Today: Friday, 26 April 2024 year

President Macron and Pope hold unusually long meeting

President Macron and Pope hold unusually long meeting

Emmanuel Macron and Pope Francis have met for the private talk  for the first time. On Tuesday, the two men spoke for nearly an hour in the Vatican’s Apostolic Palace, ArabNews has learned. 

The 40-year-old Macron faced the accusations of straining France’s secular foundations by seeking to mend ties with the Roman Catholic Church. The issue is particularly sensitive in historically Catholic France, where matters of faith and state were separated by law in 1905 and which is now home to Europe’s largest Muslim and Jewish communities.

This week, President had an unusually long and cordial meeting with the pontiff. According to the press office of the Vatican, they spoke for nearly an hour in the official papal library in the Palace, about twice as long as Pope usually spends with heads of state or government. On the agenda were issues like environment, migration, conflict prevention and resolution, especially in the field of disarmament.

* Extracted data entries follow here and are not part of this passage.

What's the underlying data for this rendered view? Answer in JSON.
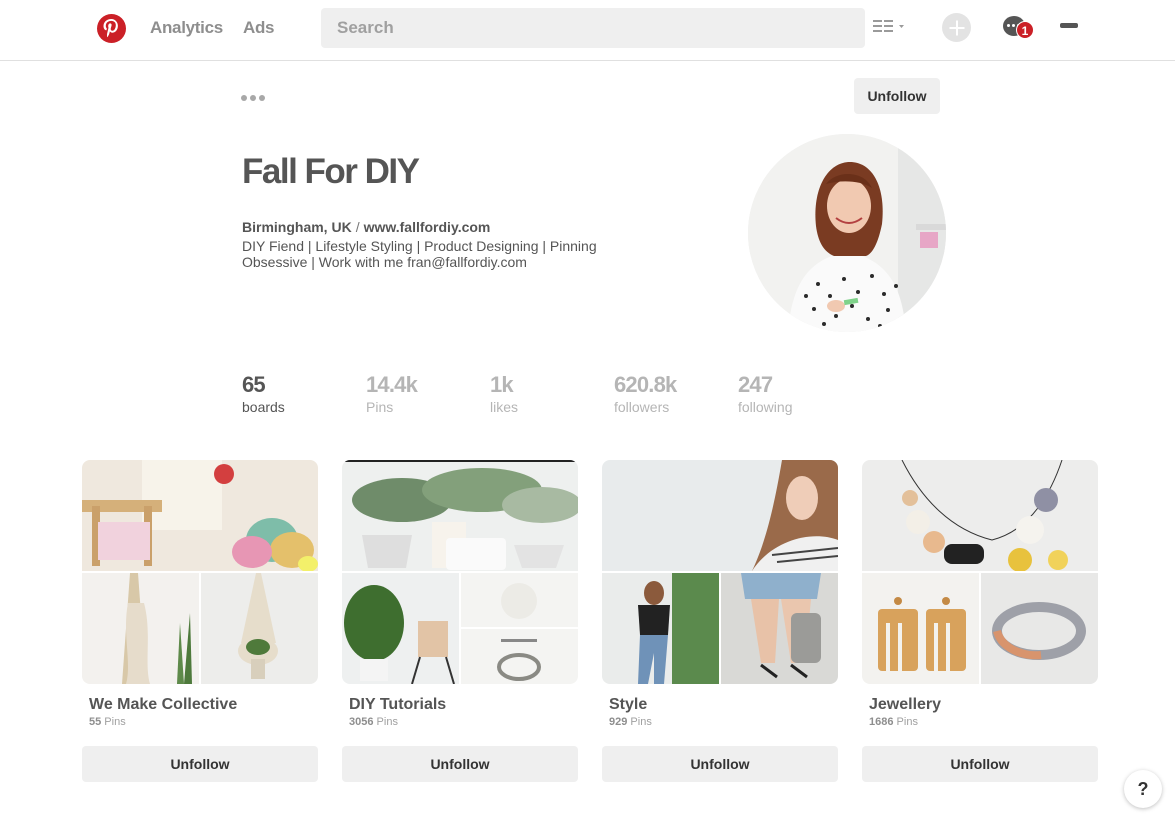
{
  "header": {
    "nav": [
      {
        "label": "Analytics"
      },
      {
        "label": "Ads"
      }
    ],
    "search_placeholder": "Search",
    "notification_count": "1",
    "colors": {
      "brand": "#cb2027"
    }
  },
  "profile": {
    "unfollow_label": "Unfollow",
    "name": "Fall For DIY",
    "location": "Birmingham, UK",
    "location_separator": "/",
    "website": "www.fallfordiy.com",
    "bio": "DIY Fiend | Lifestyle Styling | Product Designing | Pinning Obsessive | Work with me fran@fallfordiy.com"
  },
  "stats": [
    {
      "value": "65",
      "label": "boards"
    },
    {
      "value": "14.4k",
      "label": "Pins"
    },
    {
      "value": "1k",
      "label": "likes"
    },
    {
      "value": "620.8k",
      "label": "followers"
    },
    {
      "value": "247",
      "label": "following"
    }
  ],
  "boards": [
    {
      "title": "We Make Collective",
      "count": "55",
      "count_suffix": " Pins",
      "button": "Unfollow"
    },
    {
      "title": "DIY Tutorials",
      "count": "3056",
      "count_suffix": " Pins",
      "button": "Unfollow"
    },
    {
      "title": "Style",
      "count": "929",
      "count_suffix": " Pins",
      "button": "Unfollow"
    },
    {
      "title": "Jewellery",
      "count": "1686",
      "count_suffix": " Pins",
      "button": "Unfollow"
    }
  ],
  "help_label": "?"
}
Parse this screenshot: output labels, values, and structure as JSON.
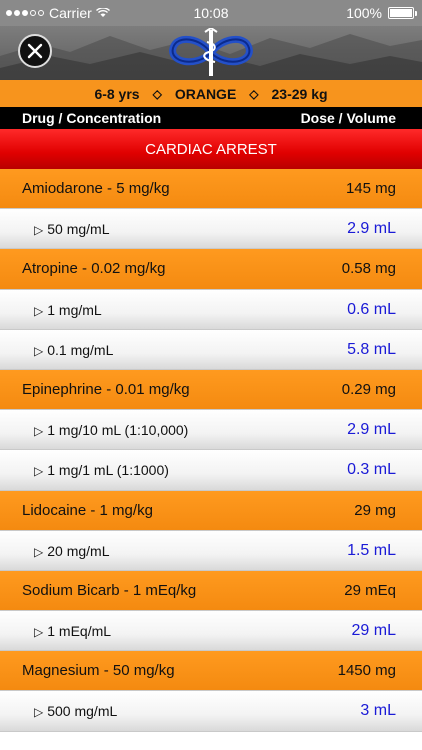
{
  "status_bar": {
    "carrier": "Carrier",
    "time": "10:08",
    "battery": "100%"
  },
  "info": {
    "age": "6-8 yrs",
    "color": "ORANGE",
    "weight": "23-29 kg",
    "separator": "◇"
  },
  "columns": {
    "drug": "Drug / Concentration",
    "dose": "Dose / Volume"
  },
  "section": {
    "title": "CARDIAC ARREST"
  },
  "rows": [
    {
      "type": "drug",
      "name": "Amiodarone - 5 mg/kg",
      "value": "145 mg"
    },
    {
      "type": "conc",
      "name": "50 mg/mL",
      "value": "2.9 mL"
    },
    {
      "type": "drug",
      "name": "Atropine - 0.02 mg/kg",
      "value": "0.58 mg"
    },
    {
      "type": "conc",
      "name": "1 mg/mL",
      "value": "0.6 mL"
    },
    {
      "type": "conc",
      "name": "0.1 mg/mL",
      "value": "5.8 mL"
    },
    {
      "type": "drug",
      "name": "Epinephrine - 0.01 mg/kg",
      "value": "0.29 mg"
    },
    {
      "type": "conc",
      "name": "1 mg/10 mL (1:10,000)",
      "value": "2.9 mL"
    },
    {
      "type": "conc",
      "name": "1 mg/1 mL (1:1000)",
      "value": "0.3 mL"
    },
    {
      "type": "drug",
      "name": "Lidocaine - 1 mg/kg",
      "value": "29 mg"
    },
    {
      "type": "conc",
      "name": "20 mg/mL",
      "value": "1.5 mL"
    },
    {
      "type": "drug",
      "name": "Sodium Bicarb - 1 mEq/kg",
      "value": "29 mEq"
    },
    {
      "type": "conc",
      "name": "1 mEq/mL",
      "value": "29 mL"
    },
    {
      "type": "drug",
      "name": "Magnesium - 50 mg/kg",
      "value": "1450 mg"
    },
    {
      "type": "conc",
      "name": "500 mg/mL",
      "value": "3 mL"
    }
  ],
  "colors": {
    "orange": "#f7941d",
    "red": "#e00000",
    "volume_blue": "#1a1ad6"
  },
  "icons": {
    "close": "close-icon",
    "logo": "star-of-life-logo",
    "triangle": "▷"
  }
}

At the end of the private part of the audience, Macron gave Francis a rare copy of Goerges Bernanos 1936 book “Diary of a Country Priest.”  Francis gave Macron a medallion depicting Martin of Tours, a 4th century saint who is depicted cutting his cloak in half to give it to a beggar in winter.

“This means the vocation of those who govern is to help the poor. We are all poor,” Francis told Macron as he was giving him the medallion.

Amid the pandemic, Emmanuel Macron called for stronger ties between the state and the Catholic Church, a move critics said blurred a line that has kept French government free of religious intervention for generations.

France’s guiding principles also hold that religious observance is a private matter, for all faiths. Macron was raised in a non-religious family and was baptized a Roman Catholic at his own request when he was 12.

On Tuesday afternoon Macron was due to be installed as the “First and Only Honorary Canon” of the Rome Basilica of St. John’s in Lateran, which is the pope’s cathedral in his capacity as bishop of Rome. Under a tradition that began in the 15th century when France was a monarchy, the heads of the state are automatically given the title.